The story says that teenager Sara Schumann died in 2020 when the car she was a passenger in failed to heed the stop sign on Mildred and hit an oncoming vehicle. Then there were other major crashes in 2021 and 2022.
Laurel, my wife, and I live about 5 1/2 miles south of the city limits. We use Liberty to get into Salem, which is pretty much daily. Several years ago Laurel complained to a city official after she saw cars failing to stop at Mildred and zipping right across Liberty into the new housing development there.
The official told Laurel that they'd received other complaints about the intersection. And the Statesman Journal story says that 67 comments have been posted on the neighborhood's NextDoor site following an August crash at the intersection.

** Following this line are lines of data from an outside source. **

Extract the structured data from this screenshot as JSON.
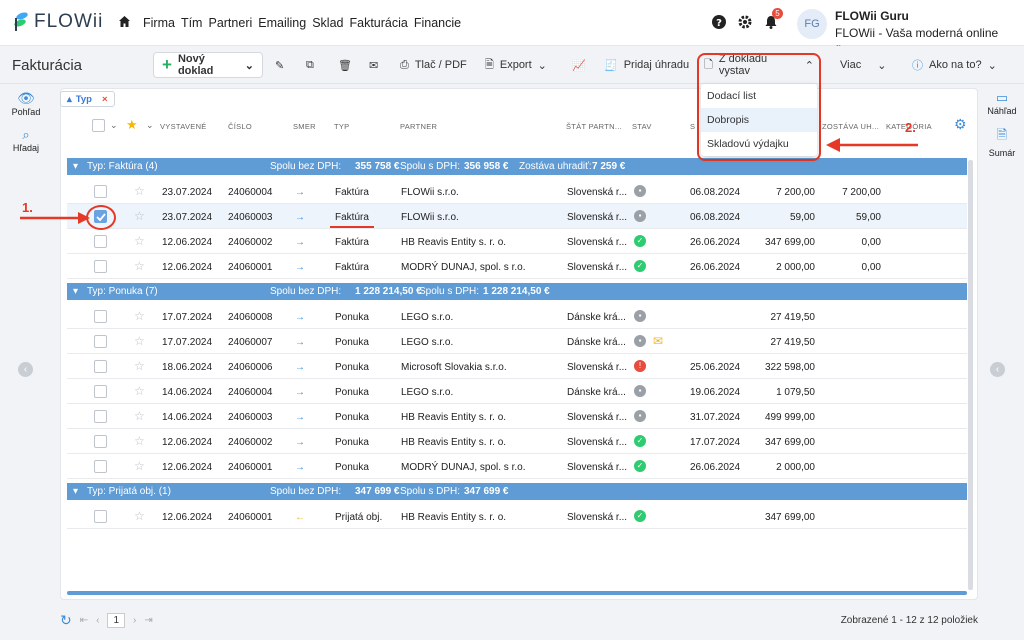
{
  "header": {
    "brand": "FLOWii",
    "nav": [
      "Firma",
      "Tím",
      "Partneri",
      "Emailing",
      "Sklad",
      "Fakturácia",
      "Financie"
    ],
    "notif_count": "5",
    "avatar": "FG",
    "user_name": "FLOWii Guru",
    "user_company": "FLOWii - Vaša moderná online firma"
  },
  "toolbar": {
    "title": "Fakturácia",
    "new_doc": "Nový doklad",
    "print": "Tlač / PDF",
    "export": "Export",
    "pay": "Pridaj úhradu",
    "from_doc": "Z dokladu vystav",
    "more": "Viac",
    "help": "Ako na to?"
  },
  "dropdown": [
    "Dodací list",
    "Dobropis",
    "Skladovú výdajku"
  ],
  "sidebar": {
    "view": "Pohľad",
    "search": "Hľadaj",
    "preview": "Náhľad",
    "summary": "Sumár"
  },
  "filter": "Typ",
  "columns": {
    "issued": "VYSTAVENÉ",
    "number": "ČÍSLO",
    "direction": "SMER",
    "type": "TYP",
    "partner": "PARTNER",
    "country": "ŠTÁT PARTN...",
    "status": "STAV",
    "due": "S",
    "remaining": "ZOSTÁVA UH...",
    "category": "KATEGÓRIA"
  },
  "annotations": {
    "one": "1.",
    "two": "2."
  },
  "groups": [
    {
      "title": "Typ: Faktúra (4)",
      "net_label": "Spolu bez DPH:",
      "net": "355 758 €",
      "gross_label": "Spolu s DPH:",
      "gross": "356 958 €",
      "rem_label": "Zostáva uhradiť:",
      "rem": "7 259 €",
      "rows": [
        {
          "date": "23.07.2024",
          "num": "24060004",
          "dir": "→",
          "type": "Faktúra",
          "partner": "FLOWii s.r.o.",
          "country": "Slovenská r...",
          "status": "grey",
          "due": "06.08.2024",
          "amount": "7 200,00",
          "remaining": "7 200,00"
        },
        {
          "date": "23.07.2024",
          "num": "24060003",
          "dir": "→",
          "type": "Faktúra",
          "partner": "FLOWii s.r.o.",
          "country": "Slovenská r...",
          "status": "grey",
          "due": "06.08.2024",
          "amount": "59,00",
          "remaining": "59,00",
          "selected": true
        },
        {
          "date": "12.06.2024",
          "num": "24060002",
          "dir": "→",
          "type": "Faktúra",
          "partner": "HB Reavis Entity s. r. o.",
          "country": "Slovenská r...",
          "status": "green",
          "due": "26.06.2024",
          "amount": "347 699,00",
          "remaining": "0,00"
        },
        {
          "date": "12.06.2024",
          "num": "24060001",
          "dir": "→",
          "type": "Faktúra",
          "partner": "MODRÝ DUNAJ, spol. s r.o.",
          "country": "Slovenská r...",
          "status": "green",
          "due": "26.06.2024",
          "amount": "2 000,00",
          "remaining": "0,00"
        }
      ]
    },
    {
      "title": "Typ: Ponuka (7)",
      "net_label": "Spolu bez DPH:",
      "net": "1 228 214,50 €",
      "gross_label": "Spolu s DPH:",
      "gross": "1 228 214,50 €",
      "rows": [
        {
          "date": "17.07.2024",
          "num": "24060008",
          "dir": "→",
          "type": "Ponuka",
          "partner": "LEGO s.r.o.",
          "country": "Dánske krá...",
          "status": "grey",
          "due": "",
          "amount": "27 419,50",
          "remaining": ""
        },
        {
          "date": "17.07.2024",
          "num": "24060007",
          "dir": "→",
          "type": "Ponuka",
          "partner": "LEGO s.r.o.",
          "country": "Dánske krá...",
          "status": "grey",
          "due": "",
          "amount": "27 419,50",
          "remaining": "",
          "email": true
        },
        {
          "date": "18.06.2024",
          "num": "24060006",
          "dir": "→",
          "type": "Ponuka",
          "partner": "Microsoft Slovakia s.r.o.",
          "country": "Slovenská r...",
          "status": "red",
          "due": "25.06.2024",
          "amount": "322 598,00",
          "remaining": ""
        },
        {
          "date": "14.06.2024",
          "num": "24060004",
          "dir": "→",
          "type": "Ponuka",
          "partner": "LEGO s.r.o.",
          "country": "Dánske krá...",
          "status": "grey",
          "due": "19.06.2024",
          "amount": "1 079,50",
          "remaining": ""
        },
        {
          "date": "14.06.2024",
          "num": "24060003",
          "dir": "→",
          "type": "Ponuka",
          "partner": "HB Reavis Entity s. r. o.",
          "country": "Slovenská r...",
          "status": "grey",
          "due": "31.07.2024",
          "amount": "499 999,00",
          "remaining": ""
        },
        {
          "date": "12.06.2024",
          "num": "24060002",
          "dir": "→",
          "type": "Ponuka",
          "partner": "HB Reavis Entity s. r. o.",
          "country": "Slovenská r...",
          "status": "green",
          "due": "17.07.2024",
          "amount": "347 699,00",
          "remaining": ""
        },
        {
          "date": "12.06.2024",
          "num": "24060001",
          "dir": "→",
          "type": "Ponuka",
          "partner": "MODRÝ DUNAJ, spol. s r.o.",
          "country": "Slovenská r...",
          "status": "green",
          "due": "26.06.2024",
          "amount": "2 000,00",
          "remaining": ""
        }
      ]
    },
    {
      "title": "Typ: Prijatá obj. (1)",
      "net_label": "Spolu bez DPH:",
      "net": "347 699 €",
      "gross_label": "Spolu s DPH:",
      "gross": "347 699 €",
      "rows": [
        {
          "date": "12.06.2024",
          "num": "24060001",
          "dir": "←",
          "type": "Prijatá obj.",
          "partner": "HB Reavis Entity s. r. o.",
          "country": "Slovenská r...",
          "status": "green",
          "due": "",
          "amount": "347 699,00",
          "remaining": ""
        }
      ]
    }
  ],
  "footer": {
    "page": "1",
    "count": "Zobrazené 1 - 12 z 12 položiek"
  }
}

Yet City of Salem staff still don't see a reason to make the intersection safer. Here's an excerpt from the story.
Puopolo vowed to get the city to act.
But instead, she said, she has faced indifference and inaction.
She said city officials told her the current set-up — the speed limit and stop sign — followed all the recommended guidelines and the city couldn't just install stop lights or flashing lights wherever it wanted to.
The fact that one person died, her brother was in a serious accident and more could die in the future didn't seem to matter, Puopolo said.
What's exasperating is that Public Works staff are falling back on the lame excuse that they're following the Manual on Uniform Traffic Control Devices, so everything is fine -- leaving aside the not-so-minor detail that Mildred at Liberty has had one death and three major crashes recently even though it isn't a high volume intersection.
Here's an idea for city officials: why don't you put down your beloved Manual on Uniform Traffic Control Devices for a couple of hours and go talk to the neighbors in that area about what needs to be done to make that intersection safer?
Sometimes doing things "by the book" makes sense. But often it doesn't. In this case it sure seems like City of Salem staff are making a big mistake by betting that improvements to that intersection can wait for several more years.
If another person dies in a crash there, that's going to look like a really lousy bet.